Immigration detention hit the news over the weekend with the announcement that Harriet Harman, chair of the joint committee on human rights, has cross-party agreement to address the issue of immigration detention exceeding 28 days. Immigration detention is not uncommon; figures from the Home Office show that in 2017 10,331 people were detained for more than 28 days. Some of these periods of detention are extremely long, lasting months or even years. The majority of those detained under immigration powers (7,015, about 70%) had not been convicted of a criminal offence in the UK, so why were they locked up at all?
Immigration detention can happen to virtually anyone with an immigration case, but there is clear Home Office guidance concerning when it will be suitable to detain someone:
Detention is most usually appropriate:
- to establish a person’s identity or basis of claim;
- to effect removal; or
- where there is reason to believe that the person will fail to comply with any conditions attached to a grant of immigration bail.

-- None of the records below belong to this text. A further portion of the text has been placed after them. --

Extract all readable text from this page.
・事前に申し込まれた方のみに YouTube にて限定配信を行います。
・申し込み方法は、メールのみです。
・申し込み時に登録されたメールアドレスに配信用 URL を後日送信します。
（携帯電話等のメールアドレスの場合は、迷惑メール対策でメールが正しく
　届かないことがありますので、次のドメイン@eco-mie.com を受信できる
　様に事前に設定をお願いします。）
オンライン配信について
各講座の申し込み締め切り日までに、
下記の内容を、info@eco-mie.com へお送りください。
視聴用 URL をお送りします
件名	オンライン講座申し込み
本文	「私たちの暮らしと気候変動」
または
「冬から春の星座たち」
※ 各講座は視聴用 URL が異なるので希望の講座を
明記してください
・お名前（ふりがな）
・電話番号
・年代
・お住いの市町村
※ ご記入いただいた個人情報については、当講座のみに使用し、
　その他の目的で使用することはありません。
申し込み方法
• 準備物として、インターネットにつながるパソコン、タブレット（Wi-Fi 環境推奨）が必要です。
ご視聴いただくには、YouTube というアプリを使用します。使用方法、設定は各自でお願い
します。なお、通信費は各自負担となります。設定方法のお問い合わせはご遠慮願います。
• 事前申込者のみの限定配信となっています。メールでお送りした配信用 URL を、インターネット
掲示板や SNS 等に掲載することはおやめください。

The Home Office’s detention powers can be far-reaching. Earlier this month there were reports of a British citizen baby being lawfully detained with his mother, because the Home Office had not yet established whether the child was truly British. Detention can be used as a tool to control anyone perceived to be a threat to the immigration system, but there are widespread concerns that it is being used in a disproportionate way. Conservative MP David Davis, backing a Labour amendment to the current Immigration and Social Security Bill before Parliament aimed at limiting immigration detention to 28 days, said:
“The Home Secretary makes a good case for the importance of a firm but fair immigration policy, but does he accept that when we implement such a policy, it also has to be civilised? With that in mind, does he intend to do anything about the national shame of the 10,000 migrants in holding centres in this country?”
Once in detention, there are a limited number of ways to secure release. The first – as in the case of the baby mentioned above – is to persuade the Home Office that detention is not suitable, and release on immigration bail should be authorised, usually subject to residence, reporting and in some cases electronic tagging restrictions. This might be because an individual can assert a strong claim to remain in the UK, or because the person’s removal might not be possible (eg, they might be ill and unfit to fly in the short-term).
Although there is a general presumption in favour of release on immigration bail, there is no guarantee that an individual who applies for bail will be granted it. Any person detained under qualifying immigration provisions is eligible to be granted immigration bail by the Secretary of State, but bail is often refused where an individual has a poor immigration history or a criminal record. This is significant, because the proposed cap on the duration of immigration detention does not (for now) include foreign national offenders (FNOs). FNOs can be detained under immigration powers at the end of their criminal sentences, with the individual regularly kept in prison as opposed to being transferred to a specialist immigration detention facility. As a result of these practices, people can effectively have months added to the duration of their sentence without any involvement of the criminal courts.
Where the Home Office turns down a request for bail, the next step is to seek bail from an independent Tribunal Judge. Such applications must be carefully planned; under current provisions, if refused bail by the Tribunal, an individual cannot reapply to a judge for a 28-day period (absent a significant change of circumstances). A poorly prepared bail application can therefore condemn an individual to at least another month’s detention.
The issue of immigration detention is an emotive one. The perception is that those being detained must have broken the rules in some way, and so will be deserving of their fate. but this is not always the case. In 2018 there were multiple reports of the detention of individuals caught up in the Windrush scandal; in the worst cases those people were forcibly removed from the UK, despite having a legitimate claim to remain here. Immigration detention is therefore something which must be taken seriously, and there have to be checks and balances in the system to ensure that detention is managed in a fair and safe way. The proposed cap on detention under immigration powers is a welcome start, but we hope to see a time when immigration detention is not used at all.